A worked illustration on schematic inputs, to show the arithmetic and nothing beyond it: an orchestrator fans one poisoned worker result out to 8 siblings, and suppose a hub verifier catches it before redistribution in 7 of 10 injections. The containment rate is 0.70. The 3 escapes each reach a breadth of 8 agents at a depth of one hop, so the mean breadth across all 10 injections is about 2.4 agents. The containment rate and the mean breadth here exist to demonstrate the computation, not to report a measurement. Both follow from the stated assumptions, and neither earns trust on a real system until it carries an interval. Measuring how a fault propagates and holding that measurement to statistical rigor are one discipline, because a containment number without an interval decides nothing.

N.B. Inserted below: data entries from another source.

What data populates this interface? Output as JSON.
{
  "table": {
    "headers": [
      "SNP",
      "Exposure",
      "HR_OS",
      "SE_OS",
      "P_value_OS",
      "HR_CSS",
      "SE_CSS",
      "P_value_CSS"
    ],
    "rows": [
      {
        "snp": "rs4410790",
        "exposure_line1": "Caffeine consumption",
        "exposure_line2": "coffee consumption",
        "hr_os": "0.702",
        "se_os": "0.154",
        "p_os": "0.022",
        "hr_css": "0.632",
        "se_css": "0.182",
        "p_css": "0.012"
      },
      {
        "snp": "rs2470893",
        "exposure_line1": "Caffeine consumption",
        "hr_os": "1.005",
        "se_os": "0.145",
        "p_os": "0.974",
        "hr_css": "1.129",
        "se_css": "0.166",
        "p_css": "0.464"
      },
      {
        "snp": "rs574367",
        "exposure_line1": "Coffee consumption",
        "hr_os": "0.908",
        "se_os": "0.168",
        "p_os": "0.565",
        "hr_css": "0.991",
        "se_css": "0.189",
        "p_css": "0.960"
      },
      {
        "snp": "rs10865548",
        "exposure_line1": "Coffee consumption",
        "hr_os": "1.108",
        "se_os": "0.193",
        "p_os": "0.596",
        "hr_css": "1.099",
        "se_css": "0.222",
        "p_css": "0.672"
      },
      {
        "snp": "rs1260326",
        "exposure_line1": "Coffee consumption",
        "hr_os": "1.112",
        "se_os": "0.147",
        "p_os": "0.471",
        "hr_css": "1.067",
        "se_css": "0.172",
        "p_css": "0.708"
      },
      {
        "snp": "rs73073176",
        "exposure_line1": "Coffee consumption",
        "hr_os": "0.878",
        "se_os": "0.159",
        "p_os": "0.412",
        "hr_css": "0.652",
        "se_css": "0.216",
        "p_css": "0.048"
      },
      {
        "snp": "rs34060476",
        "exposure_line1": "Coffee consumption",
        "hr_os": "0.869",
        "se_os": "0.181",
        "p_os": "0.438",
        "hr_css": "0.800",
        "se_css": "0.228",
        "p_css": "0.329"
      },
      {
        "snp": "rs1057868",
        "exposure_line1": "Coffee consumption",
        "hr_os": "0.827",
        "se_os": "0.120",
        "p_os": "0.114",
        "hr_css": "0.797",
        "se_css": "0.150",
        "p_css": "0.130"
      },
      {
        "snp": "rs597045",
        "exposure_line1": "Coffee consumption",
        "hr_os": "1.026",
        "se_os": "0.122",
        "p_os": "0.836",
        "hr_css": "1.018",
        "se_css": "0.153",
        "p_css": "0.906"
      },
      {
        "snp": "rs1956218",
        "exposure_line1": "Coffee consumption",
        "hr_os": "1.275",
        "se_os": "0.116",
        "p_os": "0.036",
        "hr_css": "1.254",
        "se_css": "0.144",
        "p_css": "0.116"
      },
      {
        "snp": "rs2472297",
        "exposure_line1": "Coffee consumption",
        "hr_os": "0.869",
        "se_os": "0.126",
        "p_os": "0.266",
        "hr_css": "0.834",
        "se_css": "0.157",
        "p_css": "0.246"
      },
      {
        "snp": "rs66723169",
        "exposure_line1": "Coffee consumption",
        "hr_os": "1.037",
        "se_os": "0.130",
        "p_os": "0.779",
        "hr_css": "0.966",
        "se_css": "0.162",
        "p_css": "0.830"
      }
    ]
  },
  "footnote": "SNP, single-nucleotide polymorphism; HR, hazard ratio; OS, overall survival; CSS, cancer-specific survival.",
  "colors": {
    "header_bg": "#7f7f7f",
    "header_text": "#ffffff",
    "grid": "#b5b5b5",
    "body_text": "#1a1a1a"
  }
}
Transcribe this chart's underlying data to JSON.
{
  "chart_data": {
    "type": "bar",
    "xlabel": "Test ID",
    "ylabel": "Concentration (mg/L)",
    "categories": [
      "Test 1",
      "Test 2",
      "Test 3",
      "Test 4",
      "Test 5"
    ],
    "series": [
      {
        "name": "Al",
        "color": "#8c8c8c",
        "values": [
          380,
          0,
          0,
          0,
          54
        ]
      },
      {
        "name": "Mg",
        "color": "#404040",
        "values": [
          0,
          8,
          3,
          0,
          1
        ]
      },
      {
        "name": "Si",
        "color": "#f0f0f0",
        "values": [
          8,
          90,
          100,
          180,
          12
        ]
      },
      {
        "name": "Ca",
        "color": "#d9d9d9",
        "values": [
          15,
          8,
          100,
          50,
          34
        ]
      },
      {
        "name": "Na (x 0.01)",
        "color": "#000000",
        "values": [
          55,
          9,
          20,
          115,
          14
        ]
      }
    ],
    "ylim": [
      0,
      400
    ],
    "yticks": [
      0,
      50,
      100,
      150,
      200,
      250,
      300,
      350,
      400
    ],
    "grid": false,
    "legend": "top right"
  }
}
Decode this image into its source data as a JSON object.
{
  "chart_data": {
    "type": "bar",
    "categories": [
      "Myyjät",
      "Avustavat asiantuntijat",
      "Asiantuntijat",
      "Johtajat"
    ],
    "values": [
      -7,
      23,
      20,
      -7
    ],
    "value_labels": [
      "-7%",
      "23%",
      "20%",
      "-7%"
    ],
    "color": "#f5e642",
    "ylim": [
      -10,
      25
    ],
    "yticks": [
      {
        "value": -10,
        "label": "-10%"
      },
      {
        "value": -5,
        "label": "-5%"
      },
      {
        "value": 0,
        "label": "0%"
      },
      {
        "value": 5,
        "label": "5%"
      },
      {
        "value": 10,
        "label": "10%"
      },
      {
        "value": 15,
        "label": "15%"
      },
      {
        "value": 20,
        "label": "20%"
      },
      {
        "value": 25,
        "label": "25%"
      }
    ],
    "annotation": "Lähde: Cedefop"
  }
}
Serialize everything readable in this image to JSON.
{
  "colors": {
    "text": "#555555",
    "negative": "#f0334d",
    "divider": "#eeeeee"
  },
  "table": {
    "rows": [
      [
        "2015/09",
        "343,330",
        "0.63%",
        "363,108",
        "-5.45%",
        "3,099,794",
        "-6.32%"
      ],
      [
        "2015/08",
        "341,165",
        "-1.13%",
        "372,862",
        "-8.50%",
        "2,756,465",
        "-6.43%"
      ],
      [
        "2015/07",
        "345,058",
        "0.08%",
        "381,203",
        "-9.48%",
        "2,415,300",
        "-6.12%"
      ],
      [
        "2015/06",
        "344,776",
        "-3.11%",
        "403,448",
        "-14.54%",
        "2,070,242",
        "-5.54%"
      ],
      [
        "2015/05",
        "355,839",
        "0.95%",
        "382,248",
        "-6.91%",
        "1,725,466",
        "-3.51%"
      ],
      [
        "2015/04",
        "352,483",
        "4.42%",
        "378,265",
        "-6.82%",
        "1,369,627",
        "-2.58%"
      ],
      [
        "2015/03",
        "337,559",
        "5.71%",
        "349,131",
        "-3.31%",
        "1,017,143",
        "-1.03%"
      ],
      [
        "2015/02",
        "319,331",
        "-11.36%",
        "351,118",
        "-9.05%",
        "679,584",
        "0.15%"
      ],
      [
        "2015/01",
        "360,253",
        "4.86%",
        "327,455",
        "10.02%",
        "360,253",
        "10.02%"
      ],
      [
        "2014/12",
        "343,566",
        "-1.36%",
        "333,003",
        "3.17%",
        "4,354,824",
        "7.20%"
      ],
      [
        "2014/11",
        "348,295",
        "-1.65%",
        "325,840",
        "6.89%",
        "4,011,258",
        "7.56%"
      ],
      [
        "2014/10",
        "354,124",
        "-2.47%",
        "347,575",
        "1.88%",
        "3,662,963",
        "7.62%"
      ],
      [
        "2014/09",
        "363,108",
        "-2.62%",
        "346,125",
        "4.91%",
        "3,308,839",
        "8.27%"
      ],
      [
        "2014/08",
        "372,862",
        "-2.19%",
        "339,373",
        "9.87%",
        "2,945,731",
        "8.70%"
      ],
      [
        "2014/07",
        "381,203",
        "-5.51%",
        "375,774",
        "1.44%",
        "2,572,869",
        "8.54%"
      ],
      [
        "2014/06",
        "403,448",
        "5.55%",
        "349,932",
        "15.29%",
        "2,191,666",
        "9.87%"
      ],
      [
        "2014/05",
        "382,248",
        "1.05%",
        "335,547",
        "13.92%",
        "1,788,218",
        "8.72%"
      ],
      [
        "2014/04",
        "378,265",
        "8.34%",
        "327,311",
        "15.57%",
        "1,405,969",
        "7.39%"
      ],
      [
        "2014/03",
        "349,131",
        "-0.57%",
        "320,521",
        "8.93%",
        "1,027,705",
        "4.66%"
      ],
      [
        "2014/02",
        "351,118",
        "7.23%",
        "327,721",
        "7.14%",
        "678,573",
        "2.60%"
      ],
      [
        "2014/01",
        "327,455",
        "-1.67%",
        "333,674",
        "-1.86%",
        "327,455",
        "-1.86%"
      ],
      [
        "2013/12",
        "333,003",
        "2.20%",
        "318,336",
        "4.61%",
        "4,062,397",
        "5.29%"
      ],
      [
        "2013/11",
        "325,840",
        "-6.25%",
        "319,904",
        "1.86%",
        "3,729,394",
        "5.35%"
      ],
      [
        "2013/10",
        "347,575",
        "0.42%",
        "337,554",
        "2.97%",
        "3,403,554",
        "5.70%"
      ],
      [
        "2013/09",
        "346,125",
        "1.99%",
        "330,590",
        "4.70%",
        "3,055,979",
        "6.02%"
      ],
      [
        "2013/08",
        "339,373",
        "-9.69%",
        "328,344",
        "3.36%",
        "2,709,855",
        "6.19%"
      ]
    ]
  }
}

The reliability profiler this site points toward is a pre-launch instrument whose design intent is to place a fault, follow its propagation across a topology, and return a containment rate with a bootstrap interval. No such number has been measured, so this page shows no containment figure of its own.

From a risk-register line to a measured system

The change ASI08 asks of you is smaller than a rebuild and larger than a checklist. Keep the security controls; an adversary who can trigger a cascade on purpose is still a threat worth hardening against. Then add the propagation view on top of them, because most cascades begin with an ordinary fault and a trusting downstream agent, and no perimeter control engages when the input was never malicious. Once ASI08 reads as a measurement, the design question changes from “did we harden the perimeter” to “how far does a fault reach, and what fraction do we hold to one hop.”

A security checklist closes with a box ticked and nothing to measure. This reframe closes with two numbers and a way to produce them. The reliability glossary gives blast radius, containment rate, and cascade resistance each a canonical definition and spells out the injection recipe behind each. The failure-mode side of the same picture lives in the pillar on how multi-agent systems fail and how to contain it. Measured containment rates land in the research index as the runs complete.